Islam Dan Kultur Maritim

Prof Dr Nasaruddin Umar MA, Guru Besar Ilmu Tafsir Fakultas Ushuluddin UIN Syarif Hidayatullah Jakarta, Imam Besar Masjid Istiqlal

Hampir semua agama berawal dan dibesarkan di negeri daratan (continental state) seperti Hindu, Budha, Khonghucu, Yahudi, Nasrani, dan tidak terkecuali Islam. Sudah barang tentu kitab-kitab suci agama-agama tersebut difahami berdasarkan alam bawah sadar masyarakat yang berkultur maritim (continental cultures).

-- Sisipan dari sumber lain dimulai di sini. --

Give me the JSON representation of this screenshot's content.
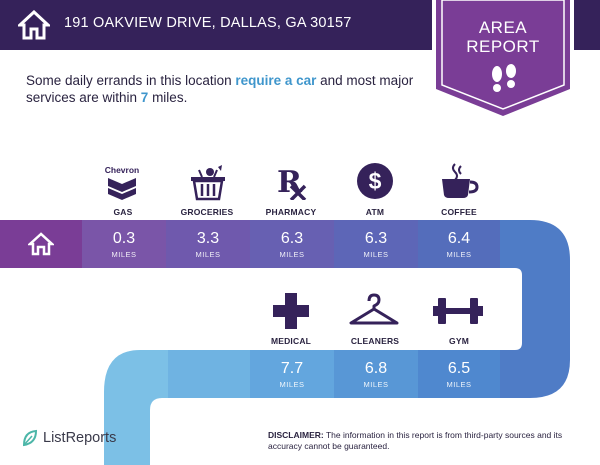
{
  "header": {
    "address": "191 OAKVIEW DRIVE, DALLAS, GA 30157"
  },
  "badge": {
    "line1": "AREA",
    "line2": "REPORT"
  },
  "intro": {
    "part1": "Some daily errands in this location ",
    "highlight1": "require a car",
    "part2": " and most major services are within ",
    "highlight2": "7",
    "part3": " miles."
  },
  "unit_label": "MILES",
  "top_row": [
    {
      "label": "GAS",
      "value": "0.3",
      "icon": "chevron-gas-icon",
      "brand_text": "Chevron"
    },
    {
      "label": "GROCERIES",
      "value": "3.3",
      "icon": "grocery-basket-icon"
    },
    {
      "label": "PHARMACY",
      "value": "6.3",
      "icon": "rx-icon"
    },
    {
      "label": "ATM",
      "value": "6.3",
      "icon": "dollar-circle-icon"
    },
    {
      "label": "COFFEE",
      "value": "6.4",
      "icon": "coffee-cup-icon"
    }
  ],
  "bottom_row": [
    {
      "label": "MEDICAL",
      "value": "7.7",
      "icon": "medical-cross-icon"
    },
    {
      "label": "CLEANERS",
      "value": "6.8",
      "icon": "hanger-icon"
    },
    {
      "label": "GYM",
      "value": "6.5",
      "icon": "dumbbell-icon"
    }
  ],
  "footer": {
    "logo_text": "ListReports",
    "disclaimer_label": "DISCLAIMER:",
    "disclaimer_text": " The information in this report is from third-party sources and its accuracy cannot be guaranteed."
  },
  "colors": {
    "header": "#35225a",
    "badge": "#7a3d96",
    "highlight": "#3f96cc"
  }
}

Persoalannya ialah semua agama diturunkan untuk manusia secara keseluruhan tanpa membedakan jenis kelamin, etnik, warna kulit, kewarganegaraan, termasuk kultur. Setiap etnik memiliki hak-hak kultural (cultural right). Jika pada masyarakat kontinental memiliki cultural right untuk menafsirkan kitab suci, maka masyarakat yang berbudaya kelautan (maritime cultures) juga memiliki hak-haknya untuk menafsirkan kitab suci menurut kondisi obyektifnya masing-masing.

Secara sosio-antropologis, kita bisa memetakan perbedaan cara pandang (world views) dan kosmologi antara masyarakat continental dan masyarakat maritime. Masyarakat continental sering dicirikan dengan sebuah masyarakat yang memiliki lapis-lapis masyarakat (social stratifications) yang beragam. Anggota masyarakatnya memiliki kelas-kelas sosial (social structure) yang bertingkat-tingkat. Semakin tinggi kelas suatu kelompok, semakin banyak mereka memiliki hak-hak privacy dan privilege.

Elit-elit masyarakat continental dalam lintasan sejarah sering dicirikan sebagai ‘tuan tanah’, memiliki peluang politik lebih besar untuk menguasai masyarakat, dan sering dijadikan sebagai referensi di dalam masyarakat dalam berbagai negeri.

Masyarakat maritim juga memiliki world views dan kosmologi tersediri juga sering dicirikan dengan sifat dan karakternya yang lebih terbuka, egalitarian, dengan stratifikasi dan struktur masyarakat yang sederhana. Alamnya berupa pulau yang bentangan pantainya sangat panjang membuatnya lebih terbuka dan lebih gampang menerima perbedaan.

Filosopi masyarakat maritim pantai adalah milik bersama. Siapapun berhak menambakkan perahu di pantai manapun. Dengan demikian wajar kalau masyarakatnya lebih bersifat egaliter, akomodatif, adaptatif, tolerans, bertenggang rasa, dan ramah. Karakter seperti ini tidak mudah ditemukan di negeri continental seperti di Kawasan Timur Tengah.

Agaknya inilah rahasianya, mengapa Tuhan menurunkan hampir semua agama di dalam masyarakat continental, terutama agama-agama besar seperti Hindu, Budha, Yahudi Kristen, Khonghucu, dan Islam.

Demikian pula semua Nabi dan Rasul-Nya diturunkan di negeri continental. Tidak pernah dikenal ada Nabi atau Rasul turun di negeri maritime. Mungkin rahasianya antara lain, justru tantangan dunia kemanusiaan itu pada umumnya datang dari masyarakat continental. Sikap ketidakadilan, diskriminasi, dan penindasan lebih banyak melekat pada masyarakat continental ketimbang masyarakat maritim.

Dalam masyarakat maritim seperti di kawasan Nusantara, Tuhan tidak perlu menurunkan wahyu, Nabi, dan atau Rasul di sana karena basic karakternya sudah lebih soft. Cukup Ia mengutus Wali Songo, maka masyarakat Nusantara sudah bisa menjadi muslim/muslimah yang baik. Begitu mudah Wali Songo mengislamkan wilayah Nusantara. Tidak perlu melalui peperangan dan ketegangan. Kemudahan penduduk memelauk agama Islam karena nilai-nilai Islam dianggap bukan ‘benda asing’ tetapi sudah inherent di dalam diri dan kepribadian bangsanya.